Avrahami adds that she wasn’t surprised, though she still has something optimistic to say. “In a demonstration in Pardes Hannah, about 300 people took part, filmmakers and ordinary activists. Demonstrating against them were 20 or 25 right-wing activists with huge loudspeakers and Israeli flags. They constantly shouted at us at an insane volume: ‘Destroyer of Israel,’ ‘Anti-IDF film,’” she says.
“I was under intense pressure there because I said, ‘Who would stay here to watch a film that’s over 100 minutes long in the bitter cold?’ Still, people sat on the floor in the cold and watched, and the right-wing demonstrators, who at the start were still shouting against the film, got curious. Several of them stayed to watch it, with their flags.”
Sheizaf adds: “That’s the power of cinema. Nobody listens to speeches at a demonstration, but cinema and media have power. And this was an example of that. I think that this film will get anyone who sees it to think. We made it for Israelis. We want to show it everywhere, because we believe in the power of the cinema to open people’s eyes.”
Right-wing demonstrators may have taken the trouble to watch the film, but the culture minister wants you and the creators of “Two Kids a Day” to return the public funding you received. He threatened to retroactively revoke budgets for films of this type.
Sheizaf: “The demand to return the funding retroactively is basically a fine on the filmmakers, on their opinions and on their work, because it’s money that has already been paid to all the suppliers as part of the production. It’s punishment for making a film on the occupation, and it’s also designed to deter the next producers from taking such a risk.”
“These aren’t films that there are factual disagreements on. In both our film and ‘Two Kids,’ the interviews are mainly of Israelis, including members of the establishment, and the archival material comes mainly from official Israeli sources. These aren’t inventions. These are films about reality, but the right wing’s objective is to make taking part in such things dangerous, so that instead of this, we’ll all make propaganda.”
Avrahami: “The question is who will fund such films. Anyway, very few places support documentaries like this, which will now become even more rare. After all, what broadcasting group will agree to back such films, as Rinat Klein did at HOT 8? And how many more producers will take on the financial risk? The fear is that directors will no longer be able to make these films here.”
Sheizaf: “All sorts of people are telling us that the publicity has been good for the film. That’s BS, because the right’s method is to expose people to attention, spread accusations about them and make sure they’re cursed on social media; they’re marked every time somebody Googles them. This is a very effective method that on the left leads to feelings that you’re under siege.
“So to sit at home and say, ‘It’s good that they had a go at you, it’s good PR for you,’ is to wash your hands of the war going on here.

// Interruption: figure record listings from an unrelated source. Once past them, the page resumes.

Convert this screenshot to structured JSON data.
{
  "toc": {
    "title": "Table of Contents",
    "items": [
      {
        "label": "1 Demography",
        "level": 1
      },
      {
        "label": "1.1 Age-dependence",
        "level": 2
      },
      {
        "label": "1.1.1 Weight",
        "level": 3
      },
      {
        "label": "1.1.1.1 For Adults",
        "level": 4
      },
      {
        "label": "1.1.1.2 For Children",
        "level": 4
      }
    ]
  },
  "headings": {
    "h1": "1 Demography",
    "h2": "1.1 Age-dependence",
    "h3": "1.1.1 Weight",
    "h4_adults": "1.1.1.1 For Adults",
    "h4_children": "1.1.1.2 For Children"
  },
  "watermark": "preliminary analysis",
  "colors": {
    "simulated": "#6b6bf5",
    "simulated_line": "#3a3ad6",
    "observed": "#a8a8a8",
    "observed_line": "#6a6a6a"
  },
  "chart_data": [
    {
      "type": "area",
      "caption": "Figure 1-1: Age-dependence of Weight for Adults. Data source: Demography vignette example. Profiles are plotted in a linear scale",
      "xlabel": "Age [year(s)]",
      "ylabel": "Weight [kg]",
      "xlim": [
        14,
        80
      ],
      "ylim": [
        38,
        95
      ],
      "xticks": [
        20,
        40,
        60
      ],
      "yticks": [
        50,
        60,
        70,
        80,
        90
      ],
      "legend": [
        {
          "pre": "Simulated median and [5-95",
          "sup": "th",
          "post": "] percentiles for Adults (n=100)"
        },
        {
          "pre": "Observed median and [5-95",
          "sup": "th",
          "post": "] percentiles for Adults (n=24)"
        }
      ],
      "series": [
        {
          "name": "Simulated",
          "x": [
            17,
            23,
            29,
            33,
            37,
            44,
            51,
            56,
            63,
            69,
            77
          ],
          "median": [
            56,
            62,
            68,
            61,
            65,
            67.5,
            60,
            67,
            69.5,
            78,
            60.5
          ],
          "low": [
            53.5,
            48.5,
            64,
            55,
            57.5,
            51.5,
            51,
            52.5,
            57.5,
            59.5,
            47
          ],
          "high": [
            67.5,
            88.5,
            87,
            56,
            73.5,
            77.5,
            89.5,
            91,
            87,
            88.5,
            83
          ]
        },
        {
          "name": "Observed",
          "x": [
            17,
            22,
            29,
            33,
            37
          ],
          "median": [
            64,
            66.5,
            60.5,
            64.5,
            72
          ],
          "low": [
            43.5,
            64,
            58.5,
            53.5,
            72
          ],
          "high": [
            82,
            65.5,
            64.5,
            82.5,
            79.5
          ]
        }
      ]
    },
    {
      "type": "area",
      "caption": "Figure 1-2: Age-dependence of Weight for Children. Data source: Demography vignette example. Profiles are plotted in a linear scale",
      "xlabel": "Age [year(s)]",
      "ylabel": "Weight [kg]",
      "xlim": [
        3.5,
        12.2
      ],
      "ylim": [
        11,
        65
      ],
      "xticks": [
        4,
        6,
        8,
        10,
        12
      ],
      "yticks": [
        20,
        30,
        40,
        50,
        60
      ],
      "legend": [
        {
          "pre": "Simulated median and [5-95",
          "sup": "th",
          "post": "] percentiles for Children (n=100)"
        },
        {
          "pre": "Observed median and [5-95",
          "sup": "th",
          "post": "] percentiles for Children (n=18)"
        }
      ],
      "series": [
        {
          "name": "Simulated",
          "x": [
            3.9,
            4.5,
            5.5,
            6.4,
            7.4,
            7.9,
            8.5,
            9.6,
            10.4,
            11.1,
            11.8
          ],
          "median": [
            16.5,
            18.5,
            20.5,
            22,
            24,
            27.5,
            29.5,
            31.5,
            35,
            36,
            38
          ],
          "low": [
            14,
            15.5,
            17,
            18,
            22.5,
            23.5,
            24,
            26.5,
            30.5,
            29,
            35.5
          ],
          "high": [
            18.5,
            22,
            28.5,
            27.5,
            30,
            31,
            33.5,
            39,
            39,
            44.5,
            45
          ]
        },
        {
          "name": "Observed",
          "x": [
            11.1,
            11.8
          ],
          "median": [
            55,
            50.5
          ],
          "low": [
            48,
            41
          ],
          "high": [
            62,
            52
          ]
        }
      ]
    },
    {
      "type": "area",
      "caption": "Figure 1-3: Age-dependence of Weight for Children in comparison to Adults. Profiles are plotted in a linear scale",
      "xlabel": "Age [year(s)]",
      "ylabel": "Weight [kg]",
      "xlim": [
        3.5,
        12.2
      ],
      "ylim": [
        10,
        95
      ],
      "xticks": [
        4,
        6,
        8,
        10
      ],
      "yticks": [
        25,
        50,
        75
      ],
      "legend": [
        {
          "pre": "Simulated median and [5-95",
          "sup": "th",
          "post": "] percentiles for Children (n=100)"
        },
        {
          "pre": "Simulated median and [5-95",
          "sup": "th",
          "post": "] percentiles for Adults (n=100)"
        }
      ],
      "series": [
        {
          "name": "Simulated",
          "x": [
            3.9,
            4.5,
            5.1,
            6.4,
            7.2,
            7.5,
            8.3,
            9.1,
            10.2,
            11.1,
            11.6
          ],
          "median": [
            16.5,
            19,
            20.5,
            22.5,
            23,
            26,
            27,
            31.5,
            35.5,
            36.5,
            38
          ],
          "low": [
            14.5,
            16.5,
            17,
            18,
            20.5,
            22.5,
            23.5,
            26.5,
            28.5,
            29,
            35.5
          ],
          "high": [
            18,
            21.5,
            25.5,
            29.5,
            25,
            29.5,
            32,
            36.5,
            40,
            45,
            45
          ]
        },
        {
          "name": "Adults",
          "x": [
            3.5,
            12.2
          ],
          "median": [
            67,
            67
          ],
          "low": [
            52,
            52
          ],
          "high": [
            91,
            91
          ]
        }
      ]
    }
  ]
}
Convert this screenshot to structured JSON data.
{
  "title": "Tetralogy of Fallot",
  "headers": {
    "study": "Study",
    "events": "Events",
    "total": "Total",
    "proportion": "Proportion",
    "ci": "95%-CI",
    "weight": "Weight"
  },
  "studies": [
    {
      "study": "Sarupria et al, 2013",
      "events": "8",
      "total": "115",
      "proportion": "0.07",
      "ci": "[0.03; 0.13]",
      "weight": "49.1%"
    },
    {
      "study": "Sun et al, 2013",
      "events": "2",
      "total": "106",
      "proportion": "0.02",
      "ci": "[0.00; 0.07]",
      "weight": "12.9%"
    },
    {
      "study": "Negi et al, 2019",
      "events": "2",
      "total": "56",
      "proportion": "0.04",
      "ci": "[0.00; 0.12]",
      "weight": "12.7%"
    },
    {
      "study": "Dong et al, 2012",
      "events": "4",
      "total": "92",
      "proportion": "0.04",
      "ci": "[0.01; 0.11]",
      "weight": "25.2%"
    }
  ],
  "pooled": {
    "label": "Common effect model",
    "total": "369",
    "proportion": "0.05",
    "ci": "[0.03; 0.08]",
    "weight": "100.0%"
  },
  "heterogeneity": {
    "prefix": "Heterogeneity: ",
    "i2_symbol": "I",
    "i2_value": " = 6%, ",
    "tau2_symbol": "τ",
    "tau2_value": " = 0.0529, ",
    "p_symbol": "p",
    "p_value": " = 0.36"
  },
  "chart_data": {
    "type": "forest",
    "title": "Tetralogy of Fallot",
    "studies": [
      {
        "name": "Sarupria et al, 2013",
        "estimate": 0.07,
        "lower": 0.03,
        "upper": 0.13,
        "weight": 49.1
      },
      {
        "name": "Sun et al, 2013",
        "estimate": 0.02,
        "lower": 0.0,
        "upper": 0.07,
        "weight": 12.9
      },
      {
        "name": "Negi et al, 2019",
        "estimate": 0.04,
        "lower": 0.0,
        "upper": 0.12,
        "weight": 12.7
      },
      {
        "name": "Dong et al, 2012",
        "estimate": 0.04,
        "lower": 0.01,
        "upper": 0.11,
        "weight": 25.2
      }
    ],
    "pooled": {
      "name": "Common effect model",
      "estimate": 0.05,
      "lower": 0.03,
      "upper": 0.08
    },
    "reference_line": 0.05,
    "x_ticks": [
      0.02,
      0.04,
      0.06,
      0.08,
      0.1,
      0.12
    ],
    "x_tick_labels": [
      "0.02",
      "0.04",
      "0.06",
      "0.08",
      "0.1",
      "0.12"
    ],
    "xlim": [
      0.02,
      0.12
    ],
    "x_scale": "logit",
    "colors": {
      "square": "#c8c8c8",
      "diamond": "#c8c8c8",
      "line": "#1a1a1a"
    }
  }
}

The Hebron logic – the soldier who punches a left-winger and says ‘Ben-Gvir is going to bring order; you’ve had it’ – that’s what Miki Zohar is doing in culture. Right now, Hebron is also the Culture Ministry. So we have to get up and fight for our right as citizens to make films like this, and fight to uphold our right to address the toughest issues in Israel.”
For its part, the Pardes Hannah-Karkur council said: “In our jurisdiction there is justification for the debate stemming from the film, though not in buildings designated for the entire public, or with content that could harm parts of the public.” The council said it had not expressed “any stance in favor of or against the content of this or other films on these subjects.”